Many commuters have had to adjust their morning and evening routines for the new schedules. Jonathan Medeiros of Auburn rides the Worcester/Framingham line, which operated only 58 percent of its regular trains this week.

Medeiros used to take the 6:05 a.m. Boston-bound express train out of Worcester. But ever since Keolis canceled that train after the second week of February, Medeiros has been taking the 5:20 a.m. train to get to work on time. Because Keolis also replaced the line’s express trains with local ones, the trip now takes about 15 minutes longer.

Medeiros generally considers himself a public transit cheerleader: He said he used to tell people he loved the commuter rail because he could peacefully drink his coffee and get some work done.

That has changed in the past month. He has seen conductors turn away would-be passengers at stops along the route to Boston because the train is too full. The conductor tells them to wait for the next train, but that one — Medeiros’s usual train — isn’t running. So they have to wait for the next one after that.

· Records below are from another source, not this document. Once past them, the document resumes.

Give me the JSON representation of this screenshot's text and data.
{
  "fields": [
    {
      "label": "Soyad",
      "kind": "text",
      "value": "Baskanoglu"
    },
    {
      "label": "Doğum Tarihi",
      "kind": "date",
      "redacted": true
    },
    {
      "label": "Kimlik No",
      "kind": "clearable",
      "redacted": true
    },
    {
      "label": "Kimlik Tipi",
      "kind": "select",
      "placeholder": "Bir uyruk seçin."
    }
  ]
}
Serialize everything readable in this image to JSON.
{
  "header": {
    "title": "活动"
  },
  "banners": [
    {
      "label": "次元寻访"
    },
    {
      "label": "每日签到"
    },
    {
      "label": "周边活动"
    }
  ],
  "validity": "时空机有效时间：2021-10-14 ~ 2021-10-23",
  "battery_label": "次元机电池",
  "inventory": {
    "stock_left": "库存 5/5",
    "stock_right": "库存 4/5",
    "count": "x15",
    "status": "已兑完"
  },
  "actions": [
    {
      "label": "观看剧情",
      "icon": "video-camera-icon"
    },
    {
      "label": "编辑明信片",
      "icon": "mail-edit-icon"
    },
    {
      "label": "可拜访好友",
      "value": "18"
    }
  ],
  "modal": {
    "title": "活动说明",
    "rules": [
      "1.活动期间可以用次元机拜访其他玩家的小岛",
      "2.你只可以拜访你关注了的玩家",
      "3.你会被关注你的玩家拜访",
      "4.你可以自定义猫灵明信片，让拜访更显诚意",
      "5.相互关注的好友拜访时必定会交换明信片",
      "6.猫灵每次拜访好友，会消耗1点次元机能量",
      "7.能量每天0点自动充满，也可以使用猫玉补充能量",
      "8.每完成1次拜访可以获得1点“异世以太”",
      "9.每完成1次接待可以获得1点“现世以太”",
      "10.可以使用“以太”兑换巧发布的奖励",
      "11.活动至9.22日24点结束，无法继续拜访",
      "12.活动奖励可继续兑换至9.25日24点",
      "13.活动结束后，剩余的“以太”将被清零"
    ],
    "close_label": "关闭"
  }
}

Kayana Szymczak for the Boston Globe

An inbound Framingham/Worcester line train was jammed on Friday, a common condition across the system.

Standing near the emergency window while leafing through some papers, Medeiros said Friday morning’s ride, which had been augmented by a double-decker car, was less crowded than usual.

Still, for the first time in more than three years, this public transit cheerleader won’t be buying a commuter rail pass next month. Instead, he’s going to try driving to Boston.

“It’s a little more in gas, but it should save some time and stress,” he said.

Others do not have the luxury of heading to the highway. Joe Hensey of Haverhill does not have a car and relies on the Haverhill line to get to and from his job as an accounting supervisor in Cambridge.

“This has been the worst year, but I don’t have a choice,” said Hensey, who has used the line for six years. “For people who don’t drive, we’re stuck here.”

On Thursday evening, he found himself standing in the aisle of the 5:35 train to Haverhill for 40 minutes because every seat on his car was taken. And the reduced schedule has not eliminated delays: For the past few weeks, Hensey’s commute has ranged from two hours and 15 minutes to three and a half hours, door to door.

Next week, Keolis officials have promised to add three inbound trains and two outbound trains to the Haverhill line. In all, they plan to restore 42 scheduled trains to their lines, which will allow them to operate at 75 percent of their normal schedule — up from the current 64 percent.

Officials with Keolis insist the company is on track to keep its promise of restoring full service by March 30. Hensey, however, said he has learned to take those promises with a grain of salt.

“They’ve been talking about getting it all up in a couple of weeks, but I don’t see that,” said Hensey. “They just don’t follow through.”